We all have them
Sugar cravings are a common complaint. Usually craving the sweet stuff is one of the main reasons people struggle to remain diet compliant.
But before you justify your sugar indulgences in the name of "insatiable cravings"- REMIND YOURSELF what a craving REALLY is. A craving is merely your body's way of alerting you to a nutrient deficiency or problem.
In the case of persistent sugar cravings, it could be that you are either not consuming enough protein or not digesting the protein you are consuming, properly.
You might think being protein deficient would lead you to crave eggs or chicken breast, but one of proteins most critical functions in the body is to create stability with your blood sugar, which means if you're lacking protein, your glucose levels will start to run amuck, prompting you to reach for a quick fix- like sugar. Instead, try drinking a half serving of a protein shake mixed with some unsweetened almond milk to take care of the craving or nibbling on some chicken breast. And reassess your total protein intake across the day.

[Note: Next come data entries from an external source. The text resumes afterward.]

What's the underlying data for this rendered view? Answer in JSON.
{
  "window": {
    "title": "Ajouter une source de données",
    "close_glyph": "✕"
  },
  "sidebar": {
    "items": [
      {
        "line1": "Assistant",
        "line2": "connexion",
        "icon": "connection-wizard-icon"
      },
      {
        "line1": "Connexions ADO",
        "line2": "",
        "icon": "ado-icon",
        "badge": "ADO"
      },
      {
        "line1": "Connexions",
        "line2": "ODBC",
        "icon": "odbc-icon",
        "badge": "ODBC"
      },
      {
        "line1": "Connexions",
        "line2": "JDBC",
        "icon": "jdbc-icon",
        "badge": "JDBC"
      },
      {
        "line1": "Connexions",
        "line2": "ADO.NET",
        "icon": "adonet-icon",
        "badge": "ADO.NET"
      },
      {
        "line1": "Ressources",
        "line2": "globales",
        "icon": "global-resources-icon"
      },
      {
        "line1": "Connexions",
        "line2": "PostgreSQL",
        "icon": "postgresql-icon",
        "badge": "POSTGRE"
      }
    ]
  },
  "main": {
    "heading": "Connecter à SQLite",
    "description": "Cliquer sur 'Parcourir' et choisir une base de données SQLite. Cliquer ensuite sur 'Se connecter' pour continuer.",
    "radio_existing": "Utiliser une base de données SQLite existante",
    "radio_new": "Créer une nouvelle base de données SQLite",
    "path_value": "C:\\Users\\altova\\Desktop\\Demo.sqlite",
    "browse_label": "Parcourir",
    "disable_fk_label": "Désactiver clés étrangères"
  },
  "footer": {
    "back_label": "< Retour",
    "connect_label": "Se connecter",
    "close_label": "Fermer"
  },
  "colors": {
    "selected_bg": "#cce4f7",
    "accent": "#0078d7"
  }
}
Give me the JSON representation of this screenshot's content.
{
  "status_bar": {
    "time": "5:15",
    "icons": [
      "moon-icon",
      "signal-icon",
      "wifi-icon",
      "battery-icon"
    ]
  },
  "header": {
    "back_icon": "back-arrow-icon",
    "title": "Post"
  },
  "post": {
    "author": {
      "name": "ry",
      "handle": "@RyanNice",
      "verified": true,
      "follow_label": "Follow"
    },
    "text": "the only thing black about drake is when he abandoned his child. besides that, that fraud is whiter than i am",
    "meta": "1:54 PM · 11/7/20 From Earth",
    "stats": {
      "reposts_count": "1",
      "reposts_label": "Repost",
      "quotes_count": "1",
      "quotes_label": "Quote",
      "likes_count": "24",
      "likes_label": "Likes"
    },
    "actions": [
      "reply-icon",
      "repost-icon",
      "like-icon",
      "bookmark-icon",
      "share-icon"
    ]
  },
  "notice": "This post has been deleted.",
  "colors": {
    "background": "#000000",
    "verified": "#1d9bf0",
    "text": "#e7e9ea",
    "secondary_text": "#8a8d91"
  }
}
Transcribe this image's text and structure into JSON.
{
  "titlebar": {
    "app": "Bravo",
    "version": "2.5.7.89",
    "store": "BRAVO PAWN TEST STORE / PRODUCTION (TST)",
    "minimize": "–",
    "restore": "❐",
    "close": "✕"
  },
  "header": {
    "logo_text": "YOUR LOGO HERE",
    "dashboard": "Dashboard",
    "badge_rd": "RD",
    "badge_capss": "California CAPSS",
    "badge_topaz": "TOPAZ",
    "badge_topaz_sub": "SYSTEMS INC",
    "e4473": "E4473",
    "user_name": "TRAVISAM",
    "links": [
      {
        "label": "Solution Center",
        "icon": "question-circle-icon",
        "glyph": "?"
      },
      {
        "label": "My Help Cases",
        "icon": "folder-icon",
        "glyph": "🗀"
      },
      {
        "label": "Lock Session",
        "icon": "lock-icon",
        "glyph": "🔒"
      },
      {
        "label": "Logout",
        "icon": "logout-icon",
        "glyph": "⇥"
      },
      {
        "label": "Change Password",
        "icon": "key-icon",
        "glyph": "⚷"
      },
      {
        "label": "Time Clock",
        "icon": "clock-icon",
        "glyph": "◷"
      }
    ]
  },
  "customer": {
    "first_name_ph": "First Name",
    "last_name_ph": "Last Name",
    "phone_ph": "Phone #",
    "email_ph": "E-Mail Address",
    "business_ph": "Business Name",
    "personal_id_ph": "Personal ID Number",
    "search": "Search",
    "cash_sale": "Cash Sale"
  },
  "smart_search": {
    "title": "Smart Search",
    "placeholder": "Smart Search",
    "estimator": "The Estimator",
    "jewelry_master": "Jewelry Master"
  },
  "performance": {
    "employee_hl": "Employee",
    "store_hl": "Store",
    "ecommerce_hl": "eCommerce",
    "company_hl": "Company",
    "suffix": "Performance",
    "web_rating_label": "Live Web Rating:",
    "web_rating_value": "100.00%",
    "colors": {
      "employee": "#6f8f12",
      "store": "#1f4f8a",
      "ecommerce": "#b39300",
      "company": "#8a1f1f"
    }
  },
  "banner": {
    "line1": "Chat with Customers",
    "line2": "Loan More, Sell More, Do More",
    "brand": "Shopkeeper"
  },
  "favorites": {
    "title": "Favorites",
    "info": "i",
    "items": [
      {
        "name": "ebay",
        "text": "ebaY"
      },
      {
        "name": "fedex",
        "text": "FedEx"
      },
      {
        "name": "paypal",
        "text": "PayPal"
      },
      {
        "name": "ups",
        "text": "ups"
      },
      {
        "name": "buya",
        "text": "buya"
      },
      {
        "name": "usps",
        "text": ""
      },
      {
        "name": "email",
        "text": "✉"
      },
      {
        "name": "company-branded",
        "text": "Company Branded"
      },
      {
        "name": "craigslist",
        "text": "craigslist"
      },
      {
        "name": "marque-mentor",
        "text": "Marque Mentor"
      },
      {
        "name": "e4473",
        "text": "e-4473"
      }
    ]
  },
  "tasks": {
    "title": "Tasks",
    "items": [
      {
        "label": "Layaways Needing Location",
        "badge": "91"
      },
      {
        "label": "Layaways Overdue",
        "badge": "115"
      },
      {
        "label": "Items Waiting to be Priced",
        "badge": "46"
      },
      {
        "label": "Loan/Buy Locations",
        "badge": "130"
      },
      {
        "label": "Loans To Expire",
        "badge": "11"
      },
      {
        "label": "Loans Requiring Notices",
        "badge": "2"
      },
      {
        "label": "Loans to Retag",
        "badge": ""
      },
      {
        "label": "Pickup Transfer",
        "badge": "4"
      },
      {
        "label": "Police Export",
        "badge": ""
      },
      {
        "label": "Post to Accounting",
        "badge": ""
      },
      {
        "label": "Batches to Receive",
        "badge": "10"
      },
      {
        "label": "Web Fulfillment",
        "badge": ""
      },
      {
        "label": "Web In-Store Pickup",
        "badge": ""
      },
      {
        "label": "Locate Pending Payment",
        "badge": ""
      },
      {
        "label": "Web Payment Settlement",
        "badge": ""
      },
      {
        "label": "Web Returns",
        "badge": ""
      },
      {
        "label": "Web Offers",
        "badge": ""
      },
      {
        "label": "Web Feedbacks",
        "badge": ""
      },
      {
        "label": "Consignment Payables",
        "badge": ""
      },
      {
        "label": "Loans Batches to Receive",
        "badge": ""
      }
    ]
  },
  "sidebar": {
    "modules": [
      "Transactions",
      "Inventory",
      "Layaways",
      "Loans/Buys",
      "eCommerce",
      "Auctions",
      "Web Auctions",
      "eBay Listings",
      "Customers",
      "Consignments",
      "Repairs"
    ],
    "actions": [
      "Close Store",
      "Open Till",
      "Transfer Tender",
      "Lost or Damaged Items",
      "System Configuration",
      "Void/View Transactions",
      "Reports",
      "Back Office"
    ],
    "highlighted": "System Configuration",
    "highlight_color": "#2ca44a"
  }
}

A good rule of thumb for active individuals is .85-1g of protein per lb of bodyweight, coming from healthy sources such as grassfed or hormone free meats, cage free eggs or egg whites, wild caught seafoods, plant based sources including nuts or sprouted grains, and quality protein replacement supplements like protein powders.
If you feel like you're getting enough protein but still having sugar cravings, your cravings might come from an inability to digest the protein that you're eating. Sugar doesn't just upset your blood sugar levels and cause weight gain, it also wrecks havoc on the digestive system, feeding bad bacteria and making is hard to absorb nutrients from the food you eat.
How you eat your food can affect the way it digests, so try to chew thoroughly, eat calmly and slowly, and avoid drinking too much water with your food, as this may dilute the enzymes that digest your food. Smaller meals are also easier to digest than larger meals which can overwhelm your digestive system.
Lastly, if you’re eating enough protein, eating mindfully , and you’re STILL ravenous for sugar, you might want to look into your stomach acidity.
Low stomach acid can prevent protein absorption, and high stomach acid can mimic hunger, prompting sugar cravings.